Pink — M!ssundaztood
(BMG Crescendo) ***
Following the
phenomenal success of her R&B fuelled debut album Can’t Take Me
Home and 2001 mega hit single Lady Marmalade with Lil’ Kim,
Mya, Missy Elliot and Christina Anguilera, the sassy 22-year-old is back
with a rock-edged album. M!ssundaztood unveils a stunning new
voice on the music scene — a voice of unabashed freedom. On the album,
Pink (a.k.a. Alicia Moore) places her vocal chops in the skilled hands
of former 4 Non Blondes’ frontwoman Linda Perry. She also collaborates
with other prominent co-writers/ producers, including Dallas Austin
(TLC, Madonna), Damon Elliott (Bone Thugs N Harmony) and Scott Storch
(Dr. Dre, The Roots). The old school analogue M!issundaztood
oozes with raw emotion, from the bitter romance of Eventually and
Just Like A Pill to the sobbing Family Portrait and Dear
Diary. On Misery, a duet with Aerosmith’s Steven Tyler
(featuring Bon Jovi’s Richie Sambora on guitar), Pink deploys grit and
power. She even co-wrote 11 tracks on the album, and the themes reflect
everything from her troubled childhood (Family Portrait) to her
move from her native Philadelphia to Hollywood (Gone To California).

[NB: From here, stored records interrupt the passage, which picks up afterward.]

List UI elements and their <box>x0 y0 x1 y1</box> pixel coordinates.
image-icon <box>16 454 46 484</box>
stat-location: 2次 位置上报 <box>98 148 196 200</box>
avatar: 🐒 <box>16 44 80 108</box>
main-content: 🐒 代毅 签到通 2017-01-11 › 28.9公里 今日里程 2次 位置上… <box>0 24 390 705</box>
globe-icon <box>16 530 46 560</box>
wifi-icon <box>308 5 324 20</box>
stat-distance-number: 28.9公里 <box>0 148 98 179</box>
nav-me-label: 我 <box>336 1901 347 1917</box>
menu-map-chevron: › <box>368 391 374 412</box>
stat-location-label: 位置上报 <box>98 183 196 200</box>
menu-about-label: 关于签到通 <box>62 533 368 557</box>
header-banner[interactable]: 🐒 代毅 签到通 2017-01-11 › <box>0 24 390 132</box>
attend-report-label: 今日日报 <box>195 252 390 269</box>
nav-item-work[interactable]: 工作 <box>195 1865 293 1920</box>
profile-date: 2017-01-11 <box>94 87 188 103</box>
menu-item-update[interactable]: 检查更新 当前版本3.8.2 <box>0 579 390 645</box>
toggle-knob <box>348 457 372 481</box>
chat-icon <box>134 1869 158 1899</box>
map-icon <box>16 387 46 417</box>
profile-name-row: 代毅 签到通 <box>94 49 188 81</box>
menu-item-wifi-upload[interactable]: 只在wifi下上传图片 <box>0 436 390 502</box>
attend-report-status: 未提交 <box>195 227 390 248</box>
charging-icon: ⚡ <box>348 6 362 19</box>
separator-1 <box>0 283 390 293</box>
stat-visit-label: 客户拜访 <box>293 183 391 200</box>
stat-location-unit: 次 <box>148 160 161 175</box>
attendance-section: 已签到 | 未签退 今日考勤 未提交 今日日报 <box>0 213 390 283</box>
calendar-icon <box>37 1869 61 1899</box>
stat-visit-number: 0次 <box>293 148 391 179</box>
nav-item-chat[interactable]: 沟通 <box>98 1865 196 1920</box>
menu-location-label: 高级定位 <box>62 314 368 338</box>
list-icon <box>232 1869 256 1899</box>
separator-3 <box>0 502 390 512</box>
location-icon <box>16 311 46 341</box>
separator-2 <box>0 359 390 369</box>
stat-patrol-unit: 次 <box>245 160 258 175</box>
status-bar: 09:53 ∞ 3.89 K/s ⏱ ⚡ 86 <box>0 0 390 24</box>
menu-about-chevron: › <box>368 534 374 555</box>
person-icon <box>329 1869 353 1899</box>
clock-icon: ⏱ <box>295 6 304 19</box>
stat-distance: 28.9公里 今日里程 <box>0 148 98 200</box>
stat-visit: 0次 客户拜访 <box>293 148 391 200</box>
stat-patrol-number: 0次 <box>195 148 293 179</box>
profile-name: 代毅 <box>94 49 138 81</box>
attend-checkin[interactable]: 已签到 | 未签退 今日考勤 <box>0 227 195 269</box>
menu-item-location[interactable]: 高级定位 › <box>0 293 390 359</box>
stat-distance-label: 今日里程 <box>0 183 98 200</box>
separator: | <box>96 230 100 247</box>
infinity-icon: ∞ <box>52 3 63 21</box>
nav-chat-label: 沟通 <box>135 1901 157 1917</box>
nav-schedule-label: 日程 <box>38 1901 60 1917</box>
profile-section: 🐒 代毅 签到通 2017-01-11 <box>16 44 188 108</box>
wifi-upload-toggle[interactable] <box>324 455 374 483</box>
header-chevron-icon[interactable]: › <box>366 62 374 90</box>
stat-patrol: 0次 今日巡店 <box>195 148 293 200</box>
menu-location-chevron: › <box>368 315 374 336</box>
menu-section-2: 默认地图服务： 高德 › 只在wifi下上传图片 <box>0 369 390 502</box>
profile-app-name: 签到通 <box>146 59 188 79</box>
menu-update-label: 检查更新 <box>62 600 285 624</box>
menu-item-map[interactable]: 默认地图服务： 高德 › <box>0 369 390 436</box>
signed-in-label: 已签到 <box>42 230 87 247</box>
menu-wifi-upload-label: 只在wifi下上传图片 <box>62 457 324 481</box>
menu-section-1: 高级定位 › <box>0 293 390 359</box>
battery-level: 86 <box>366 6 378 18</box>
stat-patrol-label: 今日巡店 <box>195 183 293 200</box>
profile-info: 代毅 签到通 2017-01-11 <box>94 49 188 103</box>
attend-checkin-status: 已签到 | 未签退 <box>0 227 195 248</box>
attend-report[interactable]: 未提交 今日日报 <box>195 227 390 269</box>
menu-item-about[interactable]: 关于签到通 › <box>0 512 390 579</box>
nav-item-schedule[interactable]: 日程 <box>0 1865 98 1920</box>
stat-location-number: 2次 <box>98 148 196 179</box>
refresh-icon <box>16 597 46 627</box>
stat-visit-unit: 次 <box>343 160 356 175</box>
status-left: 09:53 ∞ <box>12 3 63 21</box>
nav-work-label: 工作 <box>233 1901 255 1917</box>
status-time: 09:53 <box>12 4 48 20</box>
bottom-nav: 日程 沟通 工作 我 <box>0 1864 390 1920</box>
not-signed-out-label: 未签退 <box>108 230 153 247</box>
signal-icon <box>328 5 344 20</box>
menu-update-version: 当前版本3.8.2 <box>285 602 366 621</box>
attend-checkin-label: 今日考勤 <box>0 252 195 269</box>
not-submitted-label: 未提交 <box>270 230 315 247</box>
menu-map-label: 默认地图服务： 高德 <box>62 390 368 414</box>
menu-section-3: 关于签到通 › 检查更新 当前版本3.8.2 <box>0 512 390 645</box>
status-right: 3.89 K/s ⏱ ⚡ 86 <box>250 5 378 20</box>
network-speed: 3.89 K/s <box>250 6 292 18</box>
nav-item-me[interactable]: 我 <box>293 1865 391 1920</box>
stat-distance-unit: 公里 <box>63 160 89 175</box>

The record throughout bubbles over with imagination, as hooky pop
fillers rub shoulders with glitzy dance anthems like Get The Party
Started and the rocking 18 Wheeler. M!ssundaztood
captures girlish confusion with greater accuracy and delight than Alanis
Morissette’s Jagged Little Pill. As Pink sings on the current
hit single Don’t Let Me Get Me: "Tired of being
compared to damn Britney Spears/ She’s so pretty, that just ain’t
me." Interesting, indeed.
Album of the month
Celine Dion — A New Day Has Come
(Sony Music)
Celine’s musical comeback after a
two-year break to have son Rene-Charles finds her back in familiar
territory. A New Day Has Come isn’t much a departure from 1997’s Let’s
Talk About Love; it is similarly loaded with impeccable arrangements and
potential hits. The album’s unexpected often low-key production allows
Dion to respond in a straightforward way that gracefully skirts the
chest thumping of past works. Along with newfound material instincts,
the album reveals a more spiritual and edgier Celine. Listen to the
lyrics carefully and you’ll hear every line is a thinly disguised ode
to motherhood. As she gushes on the uplifting title track (penned by
Aldo Nova), "Where there was weakness I’ve found my strength/
All in the eyes of a boy." On the heartfelt Goodbyes (The
Saddest Word), Celine sings: "There is no other love like a
mother’s love for her child." Ten Days is a moody pop-rocker
borrowed from Amanda Marshall, while Sorry For Love is a sweeping
house groove, where she shows her willingness to stretch on the
classical-house homage. Her versions of At Last and Nature Boy
pass muster even if she doesn’t possess enough soul to measure up to
the classic versions of Nat King Cole and Etta James. Like her previous
album, this one too boasts of A-list producers like Robert John
"Mutt" Lange (Shania Twain) and Walter Afanasieff, and
song-writing giants Corey Hart, Luc Plamondon and Aldo Nova. I’m
Alive and Right In Front Of You are light funky synth-pop
that technically appear flawless. There is even a bit of Spanish
flippery on the catchy Aun Existe Amor. Celine Dion is one of the
very few singers who use songs to show off their voices, rather than
voices to show off songs. Every mother will love this.